'Frozen woman' murder shocks Croatian village
Jasmina Dominic had not been seen since she disappeared as a 23-year-old student in 2000.
PALOVEC (AFP) - Shock and bewilderment have seized a small Croatian village where the body of a missing woman was found inside her sister’s freezer at the weekend, a macabre discovery that has cracked open a 20-year-old cold case.
Jasmina Dominic had not been seen since she disappeared as a 23-year-old student in 2000.
On Saturday she was finally found inside the freezer on the ground floor of the home of her sister Smiljana Srnec in Palovec, a small but well-off village of neat, two-storey homes in northern Croatia.
The gruesome revelation has horrified the community and transfixed the country, with prosecutors pointing the finger at the elder sister who has been living in the house with the freezer all these years.
"Who is Smiljana Srnec?", one of the country’s main newspapers, Vecernji List, asked in a headline on Tuesday morning, publishing a picture of the 45-year-old smiling with short hair and glasses.
An eerie unease has shrouded Palovec, which is home to around 900 people, most of whom have farms or work in a nearby shoe factory.
State of shock
The blinds have been closed at Srnec’s white house while a car remains parked in the driveway.

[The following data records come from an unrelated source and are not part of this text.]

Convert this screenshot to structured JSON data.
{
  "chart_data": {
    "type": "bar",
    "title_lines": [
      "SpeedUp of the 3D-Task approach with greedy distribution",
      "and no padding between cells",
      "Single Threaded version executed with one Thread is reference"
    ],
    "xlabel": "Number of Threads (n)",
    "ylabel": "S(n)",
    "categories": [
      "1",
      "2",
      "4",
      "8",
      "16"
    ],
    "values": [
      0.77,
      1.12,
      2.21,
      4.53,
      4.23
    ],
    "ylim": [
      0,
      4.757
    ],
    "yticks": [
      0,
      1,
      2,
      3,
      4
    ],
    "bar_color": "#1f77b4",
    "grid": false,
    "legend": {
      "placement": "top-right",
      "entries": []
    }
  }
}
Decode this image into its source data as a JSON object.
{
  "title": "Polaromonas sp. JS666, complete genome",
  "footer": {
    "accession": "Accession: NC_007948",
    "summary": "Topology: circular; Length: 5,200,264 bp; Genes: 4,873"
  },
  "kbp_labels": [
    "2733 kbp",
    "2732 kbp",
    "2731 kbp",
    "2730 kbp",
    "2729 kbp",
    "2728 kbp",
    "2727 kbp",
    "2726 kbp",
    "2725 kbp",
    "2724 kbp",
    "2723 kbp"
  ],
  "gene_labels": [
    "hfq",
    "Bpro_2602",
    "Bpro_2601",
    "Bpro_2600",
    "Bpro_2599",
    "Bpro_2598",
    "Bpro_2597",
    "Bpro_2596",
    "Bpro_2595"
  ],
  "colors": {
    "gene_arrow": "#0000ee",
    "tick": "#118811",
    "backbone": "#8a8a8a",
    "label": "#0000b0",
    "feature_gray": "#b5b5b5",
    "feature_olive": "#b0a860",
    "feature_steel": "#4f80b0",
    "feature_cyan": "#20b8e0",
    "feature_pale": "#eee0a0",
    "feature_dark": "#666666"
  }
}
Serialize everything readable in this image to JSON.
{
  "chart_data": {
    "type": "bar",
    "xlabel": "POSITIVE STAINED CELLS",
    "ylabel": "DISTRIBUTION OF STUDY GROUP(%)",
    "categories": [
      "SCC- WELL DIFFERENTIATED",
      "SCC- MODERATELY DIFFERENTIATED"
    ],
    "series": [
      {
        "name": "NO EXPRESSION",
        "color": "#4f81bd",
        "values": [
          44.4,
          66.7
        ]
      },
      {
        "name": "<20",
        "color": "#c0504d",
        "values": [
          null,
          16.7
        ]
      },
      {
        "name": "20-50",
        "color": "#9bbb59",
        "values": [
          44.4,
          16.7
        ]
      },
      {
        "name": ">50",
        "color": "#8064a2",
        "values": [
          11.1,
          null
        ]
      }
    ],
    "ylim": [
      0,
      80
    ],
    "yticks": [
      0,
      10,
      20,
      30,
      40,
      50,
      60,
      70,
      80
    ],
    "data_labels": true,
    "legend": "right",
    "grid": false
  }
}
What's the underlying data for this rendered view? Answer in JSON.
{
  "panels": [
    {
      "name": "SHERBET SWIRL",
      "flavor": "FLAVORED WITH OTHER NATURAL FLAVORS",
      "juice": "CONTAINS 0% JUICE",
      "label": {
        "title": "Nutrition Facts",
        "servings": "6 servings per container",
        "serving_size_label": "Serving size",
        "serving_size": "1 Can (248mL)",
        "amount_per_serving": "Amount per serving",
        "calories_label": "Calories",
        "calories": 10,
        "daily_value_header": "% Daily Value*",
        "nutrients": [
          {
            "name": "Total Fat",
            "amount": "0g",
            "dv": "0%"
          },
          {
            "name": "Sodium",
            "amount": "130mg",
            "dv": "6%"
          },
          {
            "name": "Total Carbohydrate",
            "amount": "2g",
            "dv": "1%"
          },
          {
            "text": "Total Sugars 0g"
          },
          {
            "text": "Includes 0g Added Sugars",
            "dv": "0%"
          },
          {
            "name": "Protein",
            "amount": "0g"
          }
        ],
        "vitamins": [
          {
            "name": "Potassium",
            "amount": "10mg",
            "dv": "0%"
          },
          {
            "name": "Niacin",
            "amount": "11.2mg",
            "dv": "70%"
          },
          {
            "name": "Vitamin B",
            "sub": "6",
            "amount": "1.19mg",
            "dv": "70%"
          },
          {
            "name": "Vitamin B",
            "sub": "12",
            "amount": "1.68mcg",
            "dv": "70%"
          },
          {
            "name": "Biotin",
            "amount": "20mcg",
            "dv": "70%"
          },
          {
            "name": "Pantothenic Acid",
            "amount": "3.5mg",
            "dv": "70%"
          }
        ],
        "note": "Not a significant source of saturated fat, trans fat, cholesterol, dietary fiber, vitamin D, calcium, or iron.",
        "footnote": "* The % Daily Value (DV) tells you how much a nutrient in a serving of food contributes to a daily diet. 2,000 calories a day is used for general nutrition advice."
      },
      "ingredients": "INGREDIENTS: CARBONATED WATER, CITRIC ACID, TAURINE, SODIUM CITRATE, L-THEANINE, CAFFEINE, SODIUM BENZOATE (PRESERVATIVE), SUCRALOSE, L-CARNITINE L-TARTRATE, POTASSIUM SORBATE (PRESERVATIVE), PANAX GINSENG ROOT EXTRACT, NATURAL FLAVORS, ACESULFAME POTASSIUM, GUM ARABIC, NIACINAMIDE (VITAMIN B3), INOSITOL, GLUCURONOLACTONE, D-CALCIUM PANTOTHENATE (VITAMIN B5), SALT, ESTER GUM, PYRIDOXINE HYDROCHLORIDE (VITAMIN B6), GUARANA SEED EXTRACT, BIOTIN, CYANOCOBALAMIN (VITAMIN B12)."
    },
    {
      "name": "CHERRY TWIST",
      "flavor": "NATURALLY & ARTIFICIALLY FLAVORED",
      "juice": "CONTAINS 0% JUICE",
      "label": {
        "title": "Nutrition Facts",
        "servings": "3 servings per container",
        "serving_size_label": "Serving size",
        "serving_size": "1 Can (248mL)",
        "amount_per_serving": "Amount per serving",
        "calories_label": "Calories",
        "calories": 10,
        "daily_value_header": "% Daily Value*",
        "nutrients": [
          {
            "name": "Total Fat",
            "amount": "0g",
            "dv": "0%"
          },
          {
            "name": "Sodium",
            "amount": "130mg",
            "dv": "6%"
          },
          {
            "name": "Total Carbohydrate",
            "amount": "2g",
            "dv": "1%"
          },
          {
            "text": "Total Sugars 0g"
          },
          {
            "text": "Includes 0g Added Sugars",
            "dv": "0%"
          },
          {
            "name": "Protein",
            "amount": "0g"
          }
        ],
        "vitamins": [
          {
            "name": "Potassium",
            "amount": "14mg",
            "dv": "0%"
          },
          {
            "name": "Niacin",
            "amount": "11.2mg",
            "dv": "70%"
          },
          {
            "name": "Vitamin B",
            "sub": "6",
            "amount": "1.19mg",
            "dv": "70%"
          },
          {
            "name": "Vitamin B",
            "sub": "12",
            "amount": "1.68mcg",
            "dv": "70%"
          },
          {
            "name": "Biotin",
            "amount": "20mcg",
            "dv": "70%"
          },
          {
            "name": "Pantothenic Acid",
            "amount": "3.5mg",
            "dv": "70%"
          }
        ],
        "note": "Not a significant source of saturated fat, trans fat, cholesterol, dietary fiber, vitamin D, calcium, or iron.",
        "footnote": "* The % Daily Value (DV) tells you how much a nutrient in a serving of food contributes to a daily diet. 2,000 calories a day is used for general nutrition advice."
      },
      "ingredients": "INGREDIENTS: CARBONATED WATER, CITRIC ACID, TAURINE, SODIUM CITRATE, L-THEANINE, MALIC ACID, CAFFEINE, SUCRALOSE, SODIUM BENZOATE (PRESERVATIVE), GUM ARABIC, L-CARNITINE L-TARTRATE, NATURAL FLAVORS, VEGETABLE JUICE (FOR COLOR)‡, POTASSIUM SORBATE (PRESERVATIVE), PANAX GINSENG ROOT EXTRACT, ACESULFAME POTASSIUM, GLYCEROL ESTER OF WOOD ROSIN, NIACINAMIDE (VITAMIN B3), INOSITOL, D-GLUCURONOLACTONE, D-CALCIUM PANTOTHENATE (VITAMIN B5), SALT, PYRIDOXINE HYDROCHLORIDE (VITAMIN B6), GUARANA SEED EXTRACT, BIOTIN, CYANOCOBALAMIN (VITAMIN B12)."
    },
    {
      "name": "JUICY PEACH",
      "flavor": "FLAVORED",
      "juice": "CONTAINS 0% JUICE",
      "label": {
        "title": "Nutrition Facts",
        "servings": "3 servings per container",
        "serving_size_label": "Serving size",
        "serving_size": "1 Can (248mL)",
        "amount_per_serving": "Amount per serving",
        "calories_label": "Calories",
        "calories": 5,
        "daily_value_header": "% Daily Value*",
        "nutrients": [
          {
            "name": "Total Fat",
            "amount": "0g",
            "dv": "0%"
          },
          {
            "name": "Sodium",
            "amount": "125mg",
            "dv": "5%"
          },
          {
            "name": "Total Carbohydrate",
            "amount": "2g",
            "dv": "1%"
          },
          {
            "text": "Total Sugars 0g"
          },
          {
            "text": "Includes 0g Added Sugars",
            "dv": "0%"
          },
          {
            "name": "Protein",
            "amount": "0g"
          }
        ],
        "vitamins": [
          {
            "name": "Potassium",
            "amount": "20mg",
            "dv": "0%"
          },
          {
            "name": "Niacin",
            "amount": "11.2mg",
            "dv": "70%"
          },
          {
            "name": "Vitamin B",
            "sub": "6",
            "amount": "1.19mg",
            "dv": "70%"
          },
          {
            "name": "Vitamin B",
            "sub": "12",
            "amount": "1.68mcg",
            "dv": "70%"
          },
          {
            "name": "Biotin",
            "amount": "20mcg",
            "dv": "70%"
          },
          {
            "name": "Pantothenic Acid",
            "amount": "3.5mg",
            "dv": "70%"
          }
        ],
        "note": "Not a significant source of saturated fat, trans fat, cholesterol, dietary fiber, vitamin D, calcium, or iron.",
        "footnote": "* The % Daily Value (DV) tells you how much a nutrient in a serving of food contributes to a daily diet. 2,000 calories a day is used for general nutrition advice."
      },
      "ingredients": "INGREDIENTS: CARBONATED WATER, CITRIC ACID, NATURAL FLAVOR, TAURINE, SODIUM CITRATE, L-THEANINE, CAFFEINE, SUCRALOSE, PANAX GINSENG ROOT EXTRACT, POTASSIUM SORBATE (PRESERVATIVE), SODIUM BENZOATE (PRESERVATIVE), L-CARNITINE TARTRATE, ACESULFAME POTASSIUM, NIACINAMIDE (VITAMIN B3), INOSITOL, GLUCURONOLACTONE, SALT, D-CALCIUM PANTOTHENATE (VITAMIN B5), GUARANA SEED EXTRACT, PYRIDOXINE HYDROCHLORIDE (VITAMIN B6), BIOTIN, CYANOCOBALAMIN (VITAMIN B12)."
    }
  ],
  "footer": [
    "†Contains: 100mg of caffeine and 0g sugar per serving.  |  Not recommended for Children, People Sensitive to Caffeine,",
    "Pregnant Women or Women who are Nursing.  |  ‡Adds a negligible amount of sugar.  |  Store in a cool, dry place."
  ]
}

According to local media, it was Srnec’s son-in-law who found the body and alerted police on Saturday.
"No one in the village can sleep. We are all in the state of shock," said a 62-year-old neighbour who asked to remain anonymous.
The man said he was asked by police to serve as a witness to the search over the weekend.
"For two seconds I saw her crouched in the freezer, arms next to the body," he said, before recalling his memory of the two sisters.
"They were different ... Jasmina was nice, kept a low profile, studied in Zagreb, she was a hard-working kid, while Smiljana ... she was not liked that much, was not good in school," he said.
"It is an enigma," another neighbour piped in, shaking his head in disbelief.
A website that document’s missing persons shows a photo of Dominic with a thin face framed by short hair. It says she went missing in August 2000, when her absence was noted both at her university in Zagreb and student job.
According to local reports, the sisters had been sharing the family house while their parents worked abroad.
‘Time has stopped’
Dominic’s family did not officially declare her to be missing until 2005, when they told police that she said she was going to work on a cruise ship.
Police said they searched the house in vain and subjected the family to lie detector tests.
The father has since died, while the mother is currently working in Germany, according to neighbours.
"It feels as if time has stopped," municipal mayor Valentino Skvorc told AFP of the reaction in the village, where most neighbours are staying inside their and are unwilling to talk.
"Things like this usually happen in foreign TV series, but now the crime was committed by a neighbour ... People are upset," Skvorc added.
In the town’s local bar, Stjepan, a retired mechanic, speculated about possible explanations.
"Maybe it was an accidental death, maybe the parents knew," the 60-year-old told AFP, sipping a beer.
"If Smiljana knew about the body all the time, it is really something sick. She was passing by it every day," he added.